Very flaky network with Intel X710

danb35

Renowned Member
Oct 31, 2015
84
6
73
tl;dr: I'm experiencing a very flaky network connection on a Dell PowerEdge R630 with the Intel X710/i350 network daughter card. The node itself is dropping offline and coming back online at (apparent) random, and VMs and containers on the node are also very flaky.

Background: I've had a Proxmox cluster running on three nodes of a PowerEdge C6220 II for a while. It's run reasonably well, but for a variety of reasons, I'm wanting to move those nodes to R630s. So ordered one from eBay configured as desired, moved the boot drives (ZFS mirror boot pool) to the new hardware, edited /etc/network/interfaces to reflect the new interface names, and figured I'd be good to go.
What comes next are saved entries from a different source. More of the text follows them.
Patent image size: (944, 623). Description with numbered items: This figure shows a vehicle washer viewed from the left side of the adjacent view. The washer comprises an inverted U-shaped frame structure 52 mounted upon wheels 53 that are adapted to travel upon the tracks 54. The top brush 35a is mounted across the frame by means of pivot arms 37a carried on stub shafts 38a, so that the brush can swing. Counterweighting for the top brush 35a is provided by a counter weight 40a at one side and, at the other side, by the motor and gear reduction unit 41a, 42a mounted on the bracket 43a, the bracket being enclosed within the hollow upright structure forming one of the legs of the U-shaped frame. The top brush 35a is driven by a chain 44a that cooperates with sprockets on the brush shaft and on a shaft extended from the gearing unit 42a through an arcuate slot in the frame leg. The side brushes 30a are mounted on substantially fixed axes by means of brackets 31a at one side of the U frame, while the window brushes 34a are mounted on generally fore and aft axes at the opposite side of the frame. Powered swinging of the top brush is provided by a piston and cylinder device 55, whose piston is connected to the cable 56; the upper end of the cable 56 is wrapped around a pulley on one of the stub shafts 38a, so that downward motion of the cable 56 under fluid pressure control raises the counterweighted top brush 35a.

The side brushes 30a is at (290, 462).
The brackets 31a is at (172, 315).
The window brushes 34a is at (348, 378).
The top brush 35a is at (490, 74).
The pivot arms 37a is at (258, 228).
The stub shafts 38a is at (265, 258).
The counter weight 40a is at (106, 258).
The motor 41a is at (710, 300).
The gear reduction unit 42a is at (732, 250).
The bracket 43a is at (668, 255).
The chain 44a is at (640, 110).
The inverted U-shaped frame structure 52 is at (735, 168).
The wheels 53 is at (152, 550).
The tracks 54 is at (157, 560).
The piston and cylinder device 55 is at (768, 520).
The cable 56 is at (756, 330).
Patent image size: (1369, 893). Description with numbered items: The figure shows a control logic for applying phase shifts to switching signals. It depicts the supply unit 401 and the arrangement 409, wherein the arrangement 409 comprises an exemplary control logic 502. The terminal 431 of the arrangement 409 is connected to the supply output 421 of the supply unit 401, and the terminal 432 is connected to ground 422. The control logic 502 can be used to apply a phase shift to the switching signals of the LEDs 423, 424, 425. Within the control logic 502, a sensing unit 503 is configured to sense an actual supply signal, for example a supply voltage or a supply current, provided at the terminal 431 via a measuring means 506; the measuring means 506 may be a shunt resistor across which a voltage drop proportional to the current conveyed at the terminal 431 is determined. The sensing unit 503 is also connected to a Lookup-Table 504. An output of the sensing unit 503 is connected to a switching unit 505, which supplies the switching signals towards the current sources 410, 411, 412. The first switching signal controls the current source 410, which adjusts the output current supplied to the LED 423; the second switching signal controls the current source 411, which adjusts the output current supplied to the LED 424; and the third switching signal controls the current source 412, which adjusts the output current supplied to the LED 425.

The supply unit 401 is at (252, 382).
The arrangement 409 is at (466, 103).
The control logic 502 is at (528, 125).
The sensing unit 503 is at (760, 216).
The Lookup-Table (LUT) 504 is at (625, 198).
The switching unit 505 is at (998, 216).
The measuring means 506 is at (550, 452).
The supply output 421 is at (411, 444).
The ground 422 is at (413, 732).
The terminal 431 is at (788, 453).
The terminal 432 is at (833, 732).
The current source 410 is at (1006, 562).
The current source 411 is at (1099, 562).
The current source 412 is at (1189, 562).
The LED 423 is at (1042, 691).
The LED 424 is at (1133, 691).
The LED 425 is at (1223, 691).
Well, not so much. The first problem I encountered was that the primary interface was down and stayed down. Replacing the SFP+ optic with another one (both Intel-compatible units from fs.com) brought the link up, mostly. But it still drops, and VMs/containers on that system are very flaky.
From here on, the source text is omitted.